KIRCLE workflow description
KIRCLE is an allele inference algorithm that uses aligned WES data in the form of a BAM or CRAM file to generate probability estimates for each KIR allele, as well as genotype predictions for each KIR gene. KIRCLE consists of 4 major steps: pre-processing, local alignment with BLAST, bootstrapped expectation-maximization, and thresholding (Fig. 1a).
-
1)
In pre-preprocessing, KIRCLE first extracts all WES reads that map to the genomic coordinates of the KIR genes on chromosome 19q13.4 and writes these reads to fifteen separate files—one for each KIR gene.
-
2)
Next, KIRCLE uses nucleotide BLAST to perform local alignment on each KIR gene’s collection of reads against a database of variants belonging to that particular KIR gene. In the IPD-KIR Database v2.8.0, 908 different alleles spanning the 15 KIR genes are documented, of which 535 represent distinct coding variants. KIRCLE then filters out alignments with less than 100% identity matches to documented KIR alleles.
-
3)
KIRCLE then bootstraps the BLAST-identified alignments with 100% identity matches to KIR alleles and uses an expectation-maximization (EM) algorithm, with convergence hyperparameter α, to generate allele probability estimates from these collections of alignments (Fig. 1c). n bootstraps of fraction p of all 100%-identity alignments are computed in this manner. The bootstrapped allele probability estimates are then averaged together to determine a final probability estimate for each allele. This bootstrapping is helpful in countering the EM algorithm’s tendency to converge to local minima representing homozygous solutions based on small differences in initial alignment data.
-
4)
Finally, KIRCLE uses a thresholding algorithm to convert each KIR gene’s set of allele probability estimates into homozygous or heterozygous genotype calls, depending on the number of alleles that exceeded a heuristically determined threshold t (Fig. 1b). Depending on the user’s selection of hyperparameter t and the EM algorithm’s outputted allele probabilities, the resulting genotype solution may be either homozygous, heterozygous, or non-existent.

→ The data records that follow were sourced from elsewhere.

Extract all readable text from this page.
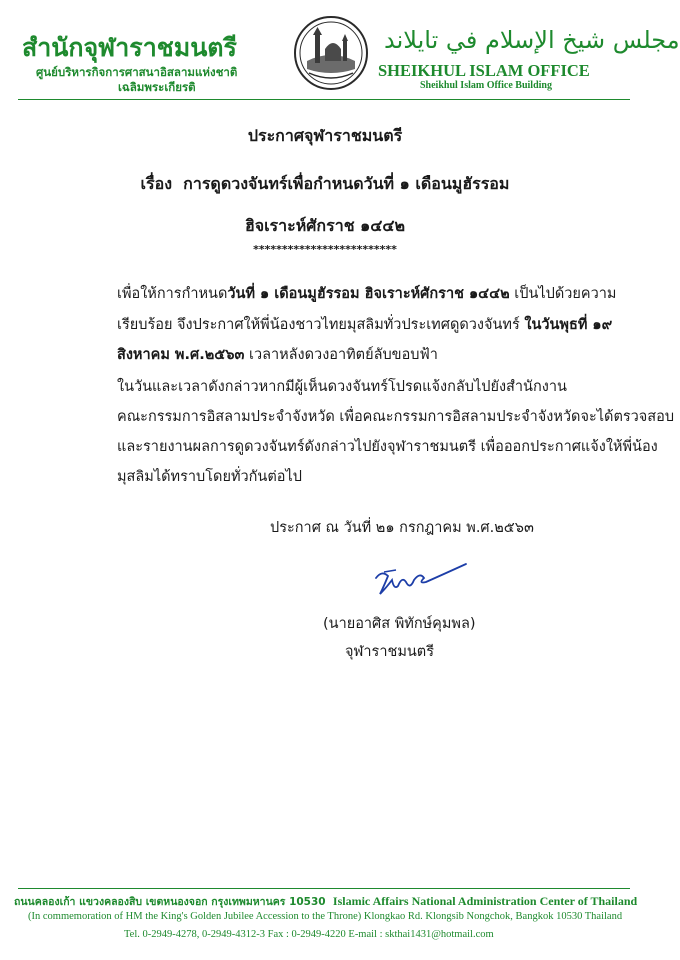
สำนักจุฬาราชมนตรี
ศูนย์บริหารกิจการศาสนาอิสลามแห่งชาติ
เฉลิมพระเกียรติ
مجلس شيخ الإسلام في تايلاند
SHEIKHUL ISLAM OFFICE
Sheikhul Islam Office Building
ประกาศจุฬาราชมนตรี
เรื่อง การดูดวงจันทร์เพื่อกำหนดวันที่ ๑ เดือนมูฮัรรอม
ฮิจเราะห์ศักราช ๑๔๔๒
*************************
เพื่อให้การกำหนดวันที่ ๑ เดือนมูฮัรรอม ฮิจเราะห์ศักราช ๑๔๔๒ เป็นไปด้วยความ
เรียบร้อย จึงประกาศให้พี่น้องชาวไทยมุสลิมทั่วประเทศดูดวงจันทร์ ในวันพุธที่ ๑๙
สิงหาคม พ.ศ.๒๕๖๓ เวลาหลังดวงอาทิตย์ลับขอบฟ้า
ในวันและเวลาดังกล่าวหากมีผู้เห็นดวงจันทร์โปรดแจ้งกลับไปยังสำนักงาน
คณะกรรมการอิสลามประจำจังหวัด เพื่อคณะกรรมการอิสลามประจำจังหวัดจะได้ตรวจสอบ
และรายงานผลการดูดวงจันทร์ดังกล่าวไปยังจุฬาราชมนตรี เพื่อออกประกาศแจ้งให้พี่น้อง
มุสลิมได้ทราบโดยทั่วกันต่อไป
ประกาศ ณ วันที่ ๒๑ กรกฎาคม พ.ศ.๒๕๖๓
(นายอาศิส พิทักษ์คุมพล)
จุฬาราชมนตรี
ถนนคลองเก้า แขวงคลองสิบ เขตหนองจอก กรุงเทพมหานคร 10530 Islamic Affairs National Administration Center of Thailand
(In commemoration of HM the King's Golden Jubilee Accession to the Throne) Klongkao Rd. Klongsib Nongchok, Bangkok 10530 Thailand
Tel. 0-2949-4278, 0-2949-4312-3 Fax : 0-2949-4220 E-mail : skthai1431@hotmail.com
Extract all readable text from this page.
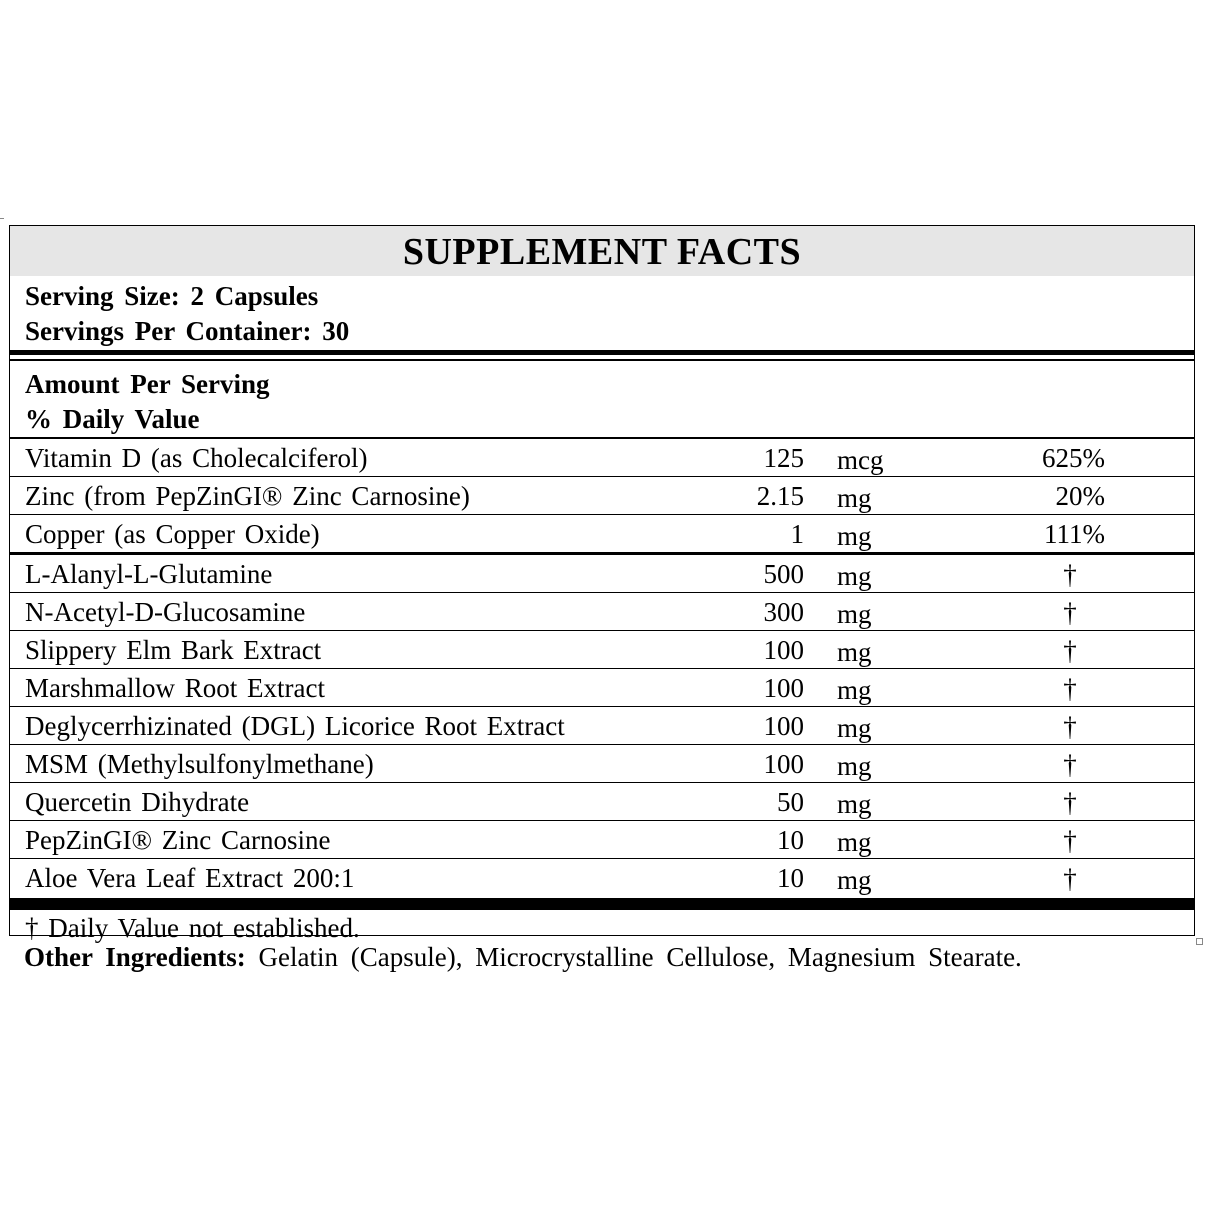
SUPPLEMENT FACTS
Serving Size: 2 Capsules
Servings Per Container: 30
Amount Per Serving
% Daily Value
Vitamin D (as Cholecalciferol)	125 mcg	625%
Zinc (from PepZinGI® Zinc Carnosine)	2.15 mg	20%
Copper (as Copper Oxide)	1 mg	111%
L-Alanyl-L-Glutamine	500 mg	†
N-Acetyl-D-Glucosamine	300 mg	†
Slippery Elm Bark Extract	100 mg	†
Marshmallow Root Extract	100 mg	†
Deglycerrhizinated (DGL) Licorice Root Extract	100 mg	†
MSM (Methylsulfonylmethane)	100 mg	†
Quercetin Dihydrate	50 mg	†
PepZinGI® Zinc Carnosine	10 mg	†
Aloe Vera Leaf Extract 200:1	10 mg	†
† Daily Value not established.
Other Ingredients: Gelatin (Capsule), Microcrystalline Cellulose, Magnesium Stearate.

Final workflow outputs from KIRCLE include a table of allele probability estimates, a table of genotype calls, and a list of runtime hyperparameters.
Hyperparameter determination and validation for KIRCLE
KIRCLE requires the use of 4 hyperparameters: α (the convergence threshold for expectation-maximization), n (the number of bootstraps to perform), p (the proportion of reads to use in each bootstrap), and t (the threshold used to convert KIR allele probabilities to binary KIR genotype calls). Of these, choices regarding p and t represent the greatest and most direct potential sources of variability in KIRCLE’s accuracy. Using one randomly selected sample from UK Biobank, we were able to characterize KIRCLE’s performance, as measured by the Shannon entropy of the inferred genotypes, across different values of p (from 0.2 to 0.8) and t (from 0.05 to 0.40). At each set of hyperparameters tested, we performed 500 iterations of KIRCLE on one arbitrarily selected sample in UK Biobank, collected the 500 genotype outputs, and empirically computed the log2 Shannon entropy of the genotype solutions for each KIR gene. An ideal genotype caller would be consistent and call the same solution for the same input, resulting in a “genotype-entropy” of 0. For many KIR genes, such as KIR2DL1 and KIR2DL4, contour maps of the resulting entropies revealed that KIRCLE was largely self-consistent, with little variability of output (genotype-entropy of 0) across a wide spectrum of hyperparameter values (Fig. 2a, b). This pattern was recapitulated in the majority of KIR genes, suggesting respectable consistency of KIRCLE output across multiple KIR genes (Supplementary Fig. S1a–j). For all subsequent analyses in this manuscript, hyperparameter values of α=1e−5, n=100, p=0.5, and t=0.25 were used.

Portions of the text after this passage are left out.